I grew up with audiobooks. That is to say, audiobooks grew up and so did I. I went to high school and got my own car. They moved to CD, got sleeker binders. I went to college and got a library job. My hometown library had a small and arcane collection of audiobooks, but at college the library’s audiobook shelves teemed with possibility. I remember listening to George Guidall read John Irving’s A Widow for One Year or Theodor Bikel’s The Name of the Rose by Umberto Eco or James Mason’s narration of Graham Greene’s The Third Man while I reshelved books or roamed the stacks.
And on and on. Audible.com popped up about the time I got my first real job and for us both, still on our parallel tracks, the horizons seemed to expand. My new job involved a lot of travel, so I logged many in-flight hours with John Lee, Wanda McCaddon, Juliet Stevenson and Grover Gardener (still my favorite).
Then I started recording my own. There were a lot of books I wanted to read (and re-read) and no audiobooks available for them. I had a USB microphone already and I reasoned that if I were to read them into the Audacity software, and then edit the files, I would have the books when I wanted them. I would have to listen to my own voice reading them and not David Colacci’s, but (so went my reasoning) don’t you read books in your own voice when you read them to yourself? Isn’t the reading voice that lives in your brain your voice?
Well, the jury that lives in my brain is still out on that. I’d much rather have Grover Gardener’s voice in there, and I think he guest reads. In any case, I had no idea what i was in for. The amount of editing for a perfectly narrated book is still daunting. And I was not a perfect reader. But it turned out that reading books into a microphone was intensely satisfying. And I still remember the moments of voice-editing victory with Audacity — learning just what compression to use, mastering fades, locating mouth sounds by sight. It’s all a fiddly and intensely-focused business, but it’s hard to qualify how rewarding it is. I started recording books for Librivox.org and now I’m recording for ACX. I always have audiobooks with me, but now the mic tags along, too.

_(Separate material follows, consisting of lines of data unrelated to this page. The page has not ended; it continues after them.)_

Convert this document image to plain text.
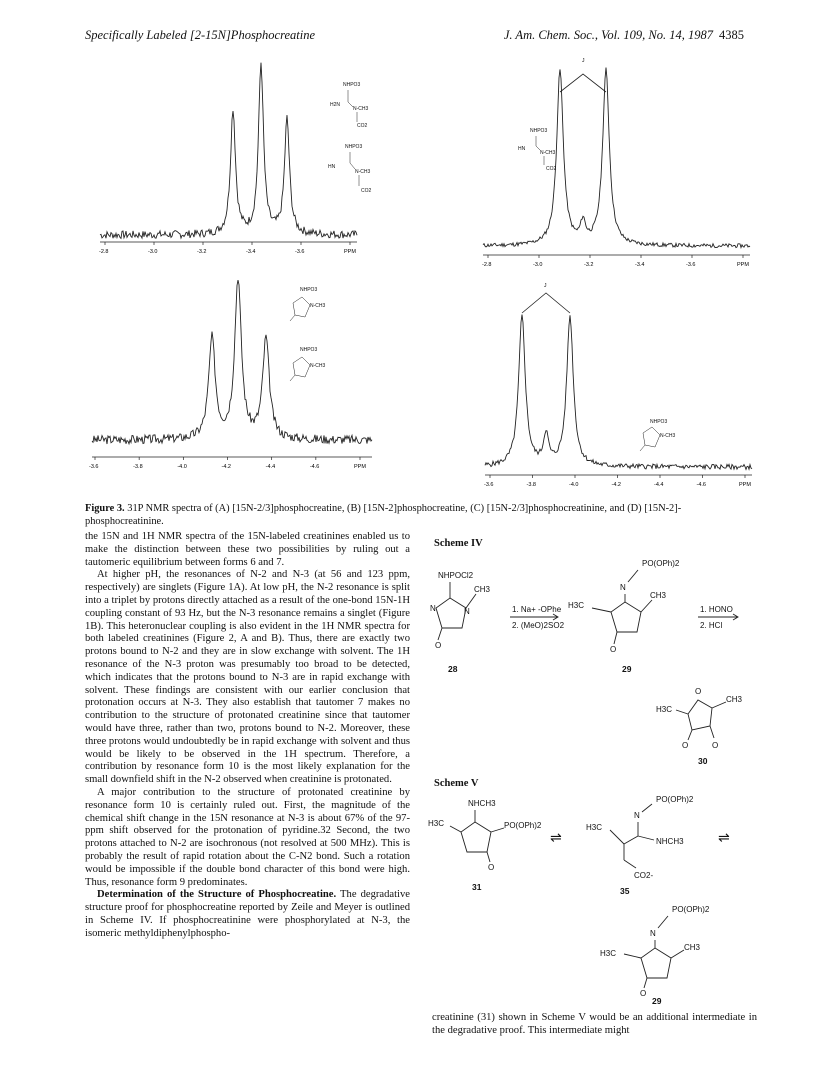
Specifically Labeled [2-15N]Phosphocreatine	J. Am. Chem. Soc., Vol. 109, No. 14, 1987 4385
-2.8	-3.0	-3.2	-3.4	-3.6	PPM
NHPO3
H2N
N-CH3
CO2
NHPO3
HN
N-CH3
CO2
J
-2.8	-3.0	-3.2	-3.4	-3.6	PPM
NHPO3
HN
N-CH3
CO2
-3.6	-3.8	-4.0	-4.2	-4.4	-4.6	PPM
NHPO3
N-CH3
NHPO3
N-CH3
J
-3.6	-3.8	-4.0	-4.2	-4.4	-4.6	PPM
NHPO3
N-CH3
Figure 3. 31P NMR spectra of (A) [15N-2/3]phosphocreatine, (B) [15N-2]phosphocreatine, (C) [15N-2/3]phosphocreatinine, and (D) [15N-2]-phosphocreatinine.

the 15N and 1H NMR spectra of the 15N-labeled creatinines enabled us to make the distinction between these two possibilities by ruling out a tautomeric equilibrium between forms 6 and 7.

At higher pH, the resonances of N-2 and N-3 (at 56 and 123 ppm, respectively) are singlets (Figure 1A). At low pH, the N-2 resonance is split into a triplet by protons directly attached as a result of the one-bond 15N-1H coupling constant of 93 Hz, but the N-3 resonance remains a singlet (Figure 1B). This heteronuclear coupling is also evident in the 1H NMR spectra for both labeled creatinines (Figure 2, A and B). Thus, there are exactly two protons bound to N-2 and they are in slow exchange with solvent. The 1H resonance of the N-3 proton was presumably too broad to be detected, which indicates that the protons bound to N-3 are in rapid exchange with solvent. These findings are consistent with our earlier conclusion that protonation occurs at N-3. They also establish that tautomer 7 makes no contribution to the structure of protonated creatinine since that tautomer would have three, rather than two, protons bound to N-2. Moreover, these three protons would undoubtedly be in rapid exchange with solvent and thus would be likely to be observed in the 1H spectrum. Therefore, a contribution by resonance form 10 is the most likely explanation for the small downfield shift in the N-2 observed when creatinine is protonated.

A major contribution to the structure of protonated creatinine by resonance form 10 is certainly ruled out. First, the magnitude of the chemical shift change in the 15N resonance at N-3 is about 67% of the 97-ppm shift observed for the protonation of pyridine.32 Second, the two protons attached to N-2 are isochronous (not resolved at 500 MHz). This is probably the result of rapid rotation about the C-N2 bond. Such a rotation would be impossible if the double bond character of this bond were high. Thus, resonance form 9 predominates.

Determination of the Structure of Phosphocreatine. The degradative structure proof for phosphocreatine reported by Zeile and Meyer is outlined in Scheme IV. If phosphocreatinine were phosphorylated at N-3, the isomeric methyldiphenylphospho-

Scheme IV
NHPOCl2
CH3
N	N
O
28
1. Na+ -OPhe
2. (MeO)2SO2
PO(OPh)2
N
H3C
CH3
O
29
1. HONO
2. HCl
H3C
O
CH3
O	O
30
Scheme V
NHCH3
PO(OPh)2
H3C
O
31
⇌
PO(OPh)2
N
NHCH3
H3C
CO2-
35
⇌
PO(OPh)2
N
H3C
CH3
O
29
creatinine (31) shown in Scheme V would be an additional intermediate in the degradative proof. This intermediate might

I’m still new to the business end of this, but my first commercially-produced audiobook will be coming out any moment now, and I’m recording three others as well. I’m also working on individual projects, and I hope to get the audio rights for those by the end of the year. I used to think I knew what that child on the Winnie the Pooh recording was feeling when I heard his stray voice on that tape. It’s encouraging to find that the same intimacy is available to the narrator, too. Audiobooks should always be available for that kind of intimate connection. I’m glad it’s my job now to make sure that they are.